— Eu sei que não aguento muito álcool, mas mesmo assim quis segurar um pouco por você. Achei que se eu conseguisse tomar um copo por você, você beberia um a menos...
Essas palavras dissiparam o frio daquela noite em Cidade M.
Rebeca Ribeiro não disse mais nada.
Calel Lacerda ficou em silêncio por um bom tempo, até perguntar, com extremo cuidado:
— Você está bem?
Rebeca Ribeiro parecia confusa.
Será que ela parecia tão mal assim?
Calel Lacerda gaguejou:
— Quando o carro passou agora há pouco, eu vi o Diretor Batista. Ele fechou o vidro na sua frente.
Rebeca Ribeiro fez uma expressão de quem nem lembrava mais do episódio, a não ser que ele tocasse no assunto:
— Pra falar a verdade, não sinto mais nada.
Ela falava sério, independentemente de Calel Lacerda acreditar ou não.
— No fim das contas, ninguém permanece ao lado de ninguém para sempre nesse mundo. E ninguém é insubstituível.
— Sem uma pessoa, a Terra continua girando do mesmo jeito.
...
Na manhã seguinte, a porta do quarto de Beatriz Luz foi batida.
Ela achou que fosse Samuel Batista e, animada, abriu a porta, mas quem estava do lado de fora era Rui Passos.
— Surpresa! Esperava por essa?
Rui Passos ainda empurrava uma mala grande, claramente recém-chegado em Cidade M.
— O que você está fazendo aqui? — Beatriz Luz realmente se surpreendeu.

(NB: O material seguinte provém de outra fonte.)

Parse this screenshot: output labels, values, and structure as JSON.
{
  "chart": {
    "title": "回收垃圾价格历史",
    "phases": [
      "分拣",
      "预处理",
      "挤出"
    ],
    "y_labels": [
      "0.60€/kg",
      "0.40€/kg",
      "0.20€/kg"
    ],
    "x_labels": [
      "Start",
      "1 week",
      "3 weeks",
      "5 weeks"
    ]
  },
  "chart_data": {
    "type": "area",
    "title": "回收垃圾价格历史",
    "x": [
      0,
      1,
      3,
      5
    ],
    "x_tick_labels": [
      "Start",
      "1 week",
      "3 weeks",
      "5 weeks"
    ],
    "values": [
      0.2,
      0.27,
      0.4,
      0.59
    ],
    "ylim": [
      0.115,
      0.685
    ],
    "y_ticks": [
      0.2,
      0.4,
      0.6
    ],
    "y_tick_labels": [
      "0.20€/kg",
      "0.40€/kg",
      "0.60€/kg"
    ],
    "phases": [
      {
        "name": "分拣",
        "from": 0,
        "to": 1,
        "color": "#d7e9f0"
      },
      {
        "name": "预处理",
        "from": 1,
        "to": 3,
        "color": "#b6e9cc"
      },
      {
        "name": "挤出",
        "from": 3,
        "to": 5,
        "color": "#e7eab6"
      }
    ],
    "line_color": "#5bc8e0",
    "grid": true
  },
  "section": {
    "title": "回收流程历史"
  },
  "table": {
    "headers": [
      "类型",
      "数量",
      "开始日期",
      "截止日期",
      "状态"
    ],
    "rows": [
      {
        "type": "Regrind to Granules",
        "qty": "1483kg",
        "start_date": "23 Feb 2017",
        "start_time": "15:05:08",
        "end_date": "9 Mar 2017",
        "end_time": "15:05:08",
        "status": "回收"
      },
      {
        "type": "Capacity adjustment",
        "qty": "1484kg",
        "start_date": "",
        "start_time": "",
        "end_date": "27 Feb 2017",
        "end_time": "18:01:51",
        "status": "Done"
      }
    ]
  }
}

— Vim aprender com a deusa, é claro! — Rui Passos esticou o pescoço, curioso, tentando olhar para trás dela. — Samuel está aí? Ainda não acordou?
— Uhum.
— Poxa! Acho que atrapalhei, né? — Rui Passos deu um tapa na testa, fingindo só então se dar conta. — Vou te esperar no restaurante então! Podem se arrumar com calma, sem pressa, não se preocupem comigo!
Dito isso, escapou rapidamente para o restaurante.